Ever since the mainstream media splashed the story of an internal Greens’ complaint against Batman candidate Alex Bhathal (a month after Crikey broke the story), rumours have been running wild of a Labor “mole” within the Greens in the Darebin branch.
The story doesn’t check out, per se, and appears to have been a ghost meme from that time, long ago, when former Batman member David Feeney was seen as a wily factional operator rather than a hopeless booby who almost lost Labor the inner city.
But an examination of the list of the 16 signatories to the 101-page complaint against Bhathal shows that the Greens don’t need outside interference to implement effective sabotage. The names near the top of the list of signatories indicate what we suggested earlier: that the two key leaks to News Corp and the ABC, in the lead-up to the byelection, were made by a longtime Greens member and state office-bearer, who had previously worked for both media organisations.

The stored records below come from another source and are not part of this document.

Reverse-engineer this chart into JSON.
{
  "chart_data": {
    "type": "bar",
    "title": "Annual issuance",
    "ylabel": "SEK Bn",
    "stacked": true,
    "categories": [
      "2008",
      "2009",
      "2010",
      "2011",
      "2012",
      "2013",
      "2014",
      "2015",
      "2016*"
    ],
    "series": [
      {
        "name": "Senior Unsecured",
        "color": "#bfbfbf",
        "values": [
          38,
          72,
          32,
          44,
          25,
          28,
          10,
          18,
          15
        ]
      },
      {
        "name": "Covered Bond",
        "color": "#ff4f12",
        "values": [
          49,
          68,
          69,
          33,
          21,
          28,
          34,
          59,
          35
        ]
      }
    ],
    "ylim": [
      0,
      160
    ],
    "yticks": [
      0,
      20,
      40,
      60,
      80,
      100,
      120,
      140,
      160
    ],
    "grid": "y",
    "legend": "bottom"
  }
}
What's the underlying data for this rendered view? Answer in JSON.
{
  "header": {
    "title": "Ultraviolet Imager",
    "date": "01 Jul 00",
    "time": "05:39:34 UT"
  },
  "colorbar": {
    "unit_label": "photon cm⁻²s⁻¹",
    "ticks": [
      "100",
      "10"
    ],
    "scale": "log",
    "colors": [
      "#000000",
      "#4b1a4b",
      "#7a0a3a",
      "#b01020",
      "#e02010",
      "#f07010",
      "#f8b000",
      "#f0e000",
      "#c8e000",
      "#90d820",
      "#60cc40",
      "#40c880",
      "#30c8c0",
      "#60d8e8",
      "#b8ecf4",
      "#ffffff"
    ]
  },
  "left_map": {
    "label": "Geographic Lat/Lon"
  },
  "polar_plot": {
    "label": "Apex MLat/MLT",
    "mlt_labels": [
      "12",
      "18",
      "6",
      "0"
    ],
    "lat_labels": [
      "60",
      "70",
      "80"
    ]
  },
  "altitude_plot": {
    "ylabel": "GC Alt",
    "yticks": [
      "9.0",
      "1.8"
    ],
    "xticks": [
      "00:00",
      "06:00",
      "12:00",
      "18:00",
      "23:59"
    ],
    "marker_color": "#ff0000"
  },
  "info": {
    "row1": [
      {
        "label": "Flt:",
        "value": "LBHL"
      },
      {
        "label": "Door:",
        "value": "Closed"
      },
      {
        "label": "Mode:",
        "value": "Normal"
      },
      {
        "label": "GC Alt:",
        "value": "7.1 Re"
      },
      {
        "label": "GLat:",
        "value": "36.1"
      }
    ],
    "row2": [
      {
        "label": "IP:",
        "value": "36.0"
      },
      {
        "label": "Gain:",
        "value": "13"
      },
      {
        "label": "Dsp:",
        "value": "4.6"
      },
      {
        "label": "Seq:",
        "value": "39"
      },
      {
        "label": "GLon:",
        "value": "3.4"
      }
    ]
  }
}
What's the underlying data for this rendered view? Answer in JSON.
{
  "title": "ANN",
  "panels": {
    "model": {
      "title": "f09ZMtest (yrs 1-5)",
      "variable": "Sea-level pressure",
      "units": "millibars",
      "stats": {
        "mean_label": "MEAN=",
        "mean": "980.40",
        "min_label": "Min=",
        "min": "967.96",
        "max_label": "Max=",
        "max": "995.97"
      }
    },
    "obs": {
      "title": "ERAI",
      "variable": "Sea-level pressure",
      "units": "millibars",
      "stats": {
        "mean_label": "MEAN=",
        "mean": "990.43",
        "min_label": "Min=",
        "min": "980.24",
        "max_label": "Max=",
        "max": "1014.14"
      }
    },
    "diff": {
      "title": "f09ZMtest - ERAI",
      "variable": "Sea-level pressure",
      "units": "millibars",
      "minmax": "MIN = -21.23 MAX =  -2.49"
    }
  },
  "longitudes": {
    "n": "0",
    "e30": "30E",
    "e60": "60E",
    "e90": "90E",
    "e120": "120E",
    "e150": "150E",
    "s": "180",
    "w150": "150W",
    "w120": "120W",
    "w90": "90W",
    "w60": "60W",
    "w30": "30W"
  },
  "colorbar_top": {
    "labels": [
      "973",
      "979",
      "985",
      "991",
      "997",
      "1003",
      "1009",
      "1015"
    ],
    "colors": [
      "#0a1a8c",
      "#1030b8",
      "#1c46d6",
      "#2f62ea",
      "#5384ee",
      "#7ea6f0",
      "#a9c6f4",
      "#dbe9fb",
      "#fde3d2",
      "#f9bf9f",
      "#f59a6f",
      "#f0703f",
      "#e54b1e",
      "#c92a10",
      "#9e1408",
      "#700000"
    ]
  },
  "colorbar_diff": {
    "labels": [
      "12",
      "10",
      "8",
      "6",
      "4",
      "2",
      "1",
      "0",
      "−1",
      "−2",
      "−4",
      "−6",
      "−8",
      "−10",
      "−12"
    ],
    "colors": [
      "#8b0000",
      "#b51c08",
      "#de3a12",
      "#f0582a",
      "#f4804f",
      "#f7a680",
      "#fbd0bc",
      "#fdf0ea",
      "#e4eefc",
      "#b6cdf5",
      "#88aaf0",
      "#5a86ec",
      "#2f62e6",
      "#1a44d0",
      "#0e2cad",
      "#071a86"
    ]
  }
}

Further down the list, however, there is someone interesting: a Northcote community worker, who was a Greens’ member about 15 years ago, but subsequently drifted to Labor. She currently works at Trades Hall Victoria, in close contact with failed Labor Northcote candidate Clare Burns, and other people who are part of Labor’s inner-city network.
This complainant not only actively campaigned for Ged Kearney in the Batman byelection, she was photographed with her on the campaign trail. The content of her contribution to the complaint against Bhathal is almost zero. She complains that, in the 2004 campaign, Bhathal was not “consistent and respectful” in her manner, and “bullied the campaign manager”, but:
“Although I can’t recollect the specifics I know I did witness it …”

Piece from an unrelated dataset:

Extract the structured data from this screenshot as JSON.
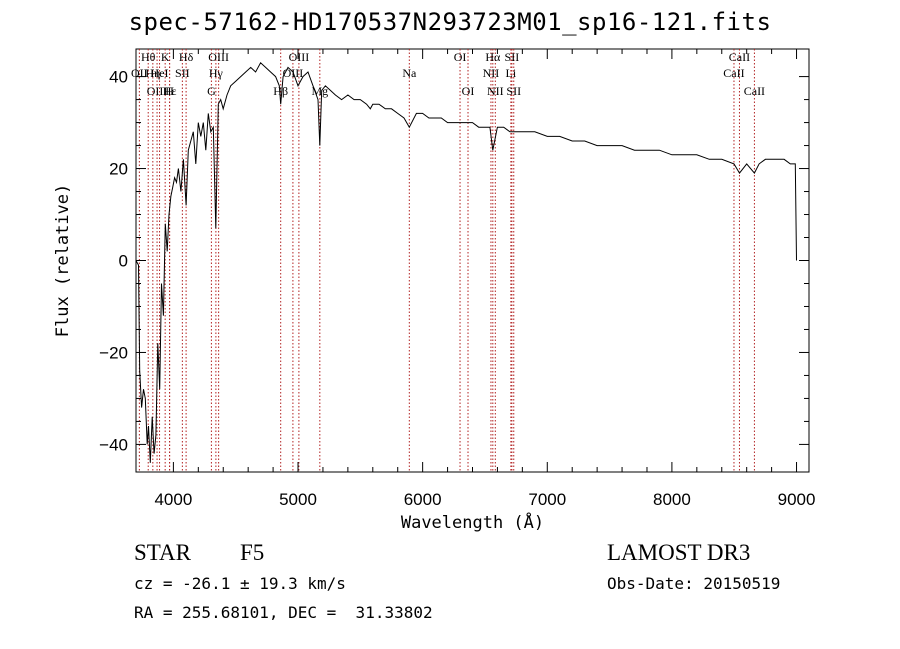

Why on earth did those organising the complaint against Bhathal — which included a specific threat to go to the media, if she was not extraordinarily deselected — include a zero-content complaint from a one-time Greens supporter, now working at Trades Hall? At the very least this was a reckless indication to Labor that an internal complaint was underway, months before it was reported.
At worst, it was a deliberate tip-off to Labor, the establishment of a back-channel. Interestingly, the Labor loyalist’s name is one of two out of the 16 that is absent from the cover letter to the complaint, in which the threat to go to the media, or to run an “independent Green” candidate, is made clear. Unless you diligently compared the cover letter signatories list, and the complaint list proper, you might not even notice she was there.

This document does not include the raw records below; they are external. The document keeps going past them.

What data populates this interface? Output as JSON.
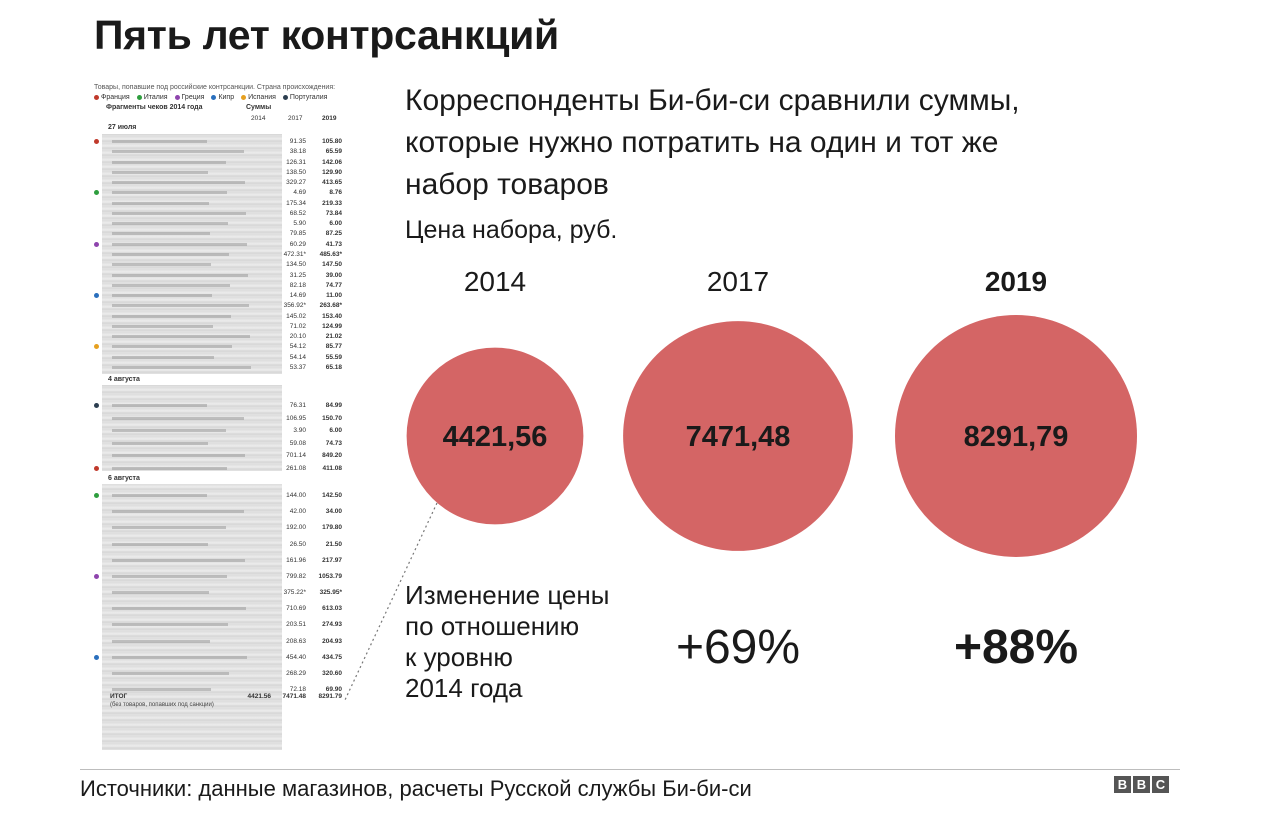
{
  "title": "Пять лет контрсанкций",
  "intro": [
    "Корреспонденты Би-би-си сравнили суммы,",
    "которые нужно потратить на один и тот же",
    "набор товаров"
  ],
  "price_label": "Цена набора, руб.",
  "change_label": [
    "Изменение цены",
    "по отношению",
    "к уровню",
    "2014 года"
  ],
  "source": "Источники: данные магазинов, расчеты Русской службы Би-би-си",
  "logo_letters": [
    "B",
    "B",
    "C"
  ],
  "colors": {
    "bubble": "#d46565",
    "text": "#1a1a1a"
  },
  "receipt": {
    "legend_title": "Товары, попавшие под российские контрсанкции. Страна происхождения:",
    "legend": [
      {
        "label": "Франция",
        "color": "#c0392b"
      },
      {
        "label": "Италия",
        "color": "#2e9e3e"
      },
      {
        "label": "Греция",
        "color": "#8e44ad"
      },
      {
        "label": "Кипр",
        "color": "#2a6fbd"
      },
      {
        "label": "Испания",
        "color": "#e6a020"
      },
      {
        "label": "Португалия",
        "color": "#2c3e50"
      }
    ],
    "header_fragments": "Фрагменты чеков 2014 года",
    "header_sums": "Суммы",
    "col_years": [
      "2014",
      "2017",
      "2019"
    ],
    "dates": [
      "27 июля",
      "4 августа",
      "6 августа"
    ],
    "rows": [
      {
        "y17": "91.35",
        "y19": "105.80"
      },
      {
        "y17": "38.18",
        "y19": "65.59"
      },
      {
        "y17": "126.31",
        "y19": "142.06"
      },
      {
        "y17": "138.50",
        "y19": "129.90"
      },
      {
        "y17": "329.27",
        "y19": "413.65"
      },
      {
        "y17": "4.69",
        "y19": "8.76"
      },
      {
        "y17": "175.34",
        "y19": "219.33"
      },
      {
        "y17": "68.52",
        "y19": "73.84"
      },
      {
        "y17": "5.90",
        "y19": "6.00"
      },
      {
        "y17": "79.85",
        "y19": "87.25"
      },
      {
        "y17": "60.29",
        "y19": "41.73"
      },
      {
        "y17": "472.31*",
        "y19": "485.63*"
      },
      {
        "y17": "134.50",
        "y19": "147.50"
      },
      {
        "y17": "31.25",
        "y19": "39.00"
      },
      {
        "y17": "82.18",
        "y19": "74.77"
      },
      {
        "y17": "14.69",
        "y19": "11.00"
      },
      {
        "y17": "356.92*",
        "y19": "263.68*"
      },
      {
        "y17": "145.02",
        "y19": "153.40"
      },
      {
        "y17": "71.02",
        "y19": "124.99"
      },
      {
        "y17": "20.10",
        "y19": "21.02"
      },
      {
        "y17": "54.12",
        "y19": "85.77"
      },
      {
        "y17": "54.14",
        "y19": "55.59"
      },
      {
        "y17": "53.37",
        "y19": "65.18"
      },
      {
        "y17": "76.31",
        "y19": "84.99"
      },
      {
        "y17": "106.95",
        "y19": "150.70"
      },
      {
        "y17": "3.90",
        "y19": "6.00"
      },
      {
        "y17": "59.08",
        "y19": "74.73"
      },
      {
        "y17": "701.14",
        "y19": "849.20"
      },
      {
        "y17": "261.08",
        "y19": "411.08"
      },
      {
        "y17": "144.00",
        "y19": "142.50"
      },
      {
        "y17": "42.00",
        "y19": "34.00"
      },
      {
        "y17": "192.00",
        "y19": "179.80"
      },
      {
        "y17": "26.50",
        "y19": "21.50"
      },
      {
        "y17": "161.96",
        "y19": "217.97"
      },
      {
        "y17": "799.82",
        "y19": "1053.79"
      },
      {
        "y17": "375.22*",
        "y19": "325.95*"
      },
      {
        "y17": "710.69",
        "y19": "613.03"
      },
      {
        "y17": "203.51",
        "y19": "274.93"
      },
      {
        "y17": "208.63",
        "y19": "204.93"
      },
      {
        "y17": "454.40",
        "y19": "434.75"
      },
      {
        "y17": "268.29",
        "y19": "320.60"
      },
      {
        "y17": "72.18",
        "y19": "69.90"
      }
    ],
    "total_label": "ИТОГ",
    "total_note": "(без товаров, попавших под санкции)",
    "totals": [
      "4421.56",
      "7471.48",
      "8291.79"
    ]
  },
  "chart_data": {
    "type": "bubble",
    "title": "Цена набора, руб.",
    "categories": [
      "2014",
      "2017",
      "2019"
    ],
    "values": [
      4421.56,
      7471.48,
      8291.79
    ],
    "value_labels": [
      "4421,56",
      "7471,48",
      "8291,79"
    ],
    "highlight_category": "2019",
    "change": {
      "label": "Изменение цены по отношению к уровню 2014 года",
      "categories": [
        "2017",
        "2019"
      ],
      "values_pct": [
        69,
        88
      ],
      "value_labels": [
        "+69%",
        "+88%"
      ]
    },
    "grid": false,
    "legend": "none"
  }
}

The question is whether such a back-channel played a role in Labor’s decision around the Batman byelection — to deploy an A-list candidate such as Kearney in the seat, rather than regard it as gone, and pivot away from the inner-city. If so, the inclusion of the Laborista was a pretty significant act by the leaders of the complaint.
All the more reason for the Greens’ leadership to undertake a series of expulsions (though not gahhhhhhhhh, announcing that, as Richard Di Natale did — you just expel people quietly, for god’s sake) — though since the 16 complainants include all four Darebin councillors, they would have to be spared, and the backroom organisers picked off. Expulsion is simply a tool a mature political party should employ. Since all signatories to the letter threatened explicit party sabotage, the case is open and shut.
Sooner, rather than later, drop them down a lift-shaft.